Defender Track
Objective 3: Use jq
Let's start digging into the log data we have. If you don't already have jq installed, you should install it. See https://stedolan.github.io/jq/download/. jq is very useful for digging through json data as we'll see. I will be assuming you are running on macOS, cygwin, or Linux for this guide.
All the logs are in AWSLogs/653711331788/CloudTrail/us-east-1/2018/11/28/, but often you will have CloudTrail logs in lots of subdirectories, so it's helpful to be able to act on them all at once. Assuming your current working directory is inside a folder where you downloaded these files, and you don't have anything else there, gunzip the files by running the following, which will find all the files in every subdirectory, recursively, and attempt to gunzip them.:
find . -type f -exec gunzip {} \;
Now cat them through jq with:
find . -type f -exec cat {} \; | jq '.'
You should see nicely formatting json data, but it's a lot of info, so let's just see the event names. Replace the jq query in the command above to:
jq '.Records[]|.eventName'You should see:
... "GetObject" "GetObject" "GetObject" "GetObject" "ListBuckets" "AssumeRole" "AssumeRole"These are slightly out of order, so let's include the time. Replace the jq part with:
jq -cr '.Records[]|[.eventTime, .eventName]|@tsv' | sortYou should see:
... 2018-11-28T23:06:33Z GetDownloadUrlForLayer 2018-11-28T23:07:08Z GetObject 2018-11-28T23:07:08Z GetObject 2018-11-28T23:09:28Z ListBuckets 2018-11-28T23:09:36Z GetObject 2018-11-28T23:09:36Z GetObject
The -cr prints the data in a row, and the |@tsv makes this tab separated. Then it gets sorted by the time since that's the first colunm.
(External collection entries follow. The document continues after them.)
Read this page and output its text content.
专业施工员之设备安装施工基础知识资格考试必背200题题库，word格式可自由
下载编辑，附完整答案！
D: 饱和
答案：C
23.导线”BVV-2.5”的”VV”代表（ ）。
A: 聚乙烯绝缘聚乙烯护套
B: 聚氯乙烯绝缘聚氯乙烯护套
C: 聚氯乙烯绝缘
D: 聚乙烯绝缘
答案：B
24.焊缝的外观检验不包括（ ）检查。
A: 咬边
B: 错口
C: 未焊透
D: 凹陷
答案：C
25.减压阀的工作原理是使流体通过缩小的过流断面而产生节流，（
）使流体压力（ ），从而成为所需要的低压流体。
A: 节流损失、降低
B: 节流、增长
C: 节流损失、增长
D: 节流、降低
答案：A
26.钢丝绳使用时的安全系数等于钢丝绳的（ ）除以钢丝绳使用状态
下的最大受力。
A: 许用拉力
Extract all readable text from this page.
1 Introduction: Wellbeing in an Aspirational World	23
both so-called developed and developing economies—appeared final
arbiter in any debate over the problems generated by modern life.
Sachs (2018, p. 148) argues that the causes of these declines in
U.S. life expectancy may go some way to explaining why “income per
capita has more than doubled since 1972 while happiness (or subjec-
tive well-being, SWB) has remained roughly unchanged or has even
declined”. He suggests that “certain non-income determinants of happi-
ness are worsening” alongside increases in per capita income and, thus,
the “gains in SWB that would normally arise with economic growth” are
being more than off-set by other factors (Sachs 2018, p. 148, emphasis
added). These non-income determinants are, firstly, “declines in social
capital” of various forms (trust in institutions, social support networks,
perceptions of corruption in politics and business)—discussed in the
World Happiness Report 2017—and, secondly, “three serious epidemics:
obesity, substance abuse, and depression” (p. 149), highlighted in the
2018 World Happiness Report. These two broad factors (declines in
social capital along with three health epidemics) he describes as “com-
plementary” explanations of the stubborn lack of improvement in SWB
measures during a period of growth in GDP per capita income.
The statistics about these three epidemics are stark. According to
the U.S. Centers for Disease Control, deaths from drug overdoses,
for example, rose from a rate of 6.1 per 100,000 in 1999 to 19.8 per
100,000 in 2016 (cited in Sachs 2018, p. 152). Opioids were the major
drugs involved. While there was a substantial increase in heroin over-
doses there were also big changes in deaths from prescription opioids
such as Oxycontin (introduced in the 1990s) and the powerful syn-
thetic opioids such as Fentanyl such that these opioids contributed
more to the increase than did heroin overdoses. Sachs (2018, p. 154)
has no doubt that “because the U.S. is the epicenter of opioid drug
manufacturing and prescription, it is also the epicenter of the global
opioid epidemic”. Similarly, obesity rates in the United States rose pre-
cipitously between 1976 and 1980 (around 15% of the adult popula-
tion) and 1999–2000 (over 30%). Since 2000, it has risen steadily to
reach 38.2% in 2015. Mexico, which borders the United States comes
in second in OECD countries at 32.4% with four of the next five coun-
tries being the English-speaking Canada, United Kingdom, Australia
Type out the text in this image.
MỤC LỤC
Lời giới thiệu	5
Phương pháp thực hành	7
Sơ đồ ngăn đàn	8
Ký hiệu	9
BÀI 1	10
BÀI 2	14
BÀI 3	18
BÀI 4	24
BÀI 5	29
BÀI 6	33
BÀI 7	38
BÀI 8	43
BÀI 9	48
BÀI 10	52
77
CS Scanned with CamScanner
Extending that even further, we can replace the jq part with:
jq -cr '.Records[]|[.eventTime, .sourceIPAddress, .userIdentity.arn, .userIdentity.accountId, .userIdentity.type, .eventName]|@tsv' | sort
You can then copy that into Excel or another spreadsheet which can sometimes make the data easier to work with.
These logs mostly contain the attack, but you'll notice also logs for "AWSService" events as the Lambda and ECS resources obtained their roles. These are logs basically about how AWS works, and not any actions anyone did. There are also a lot of ANONYMOUS_PRINCIPAL, which are calls that did not involve an AWS principal. In this case, these are S3 requests from a web browser. If you look at the user-agent data (.userAgent) you'll see them as Chrome, as opposed to the AWS CLI.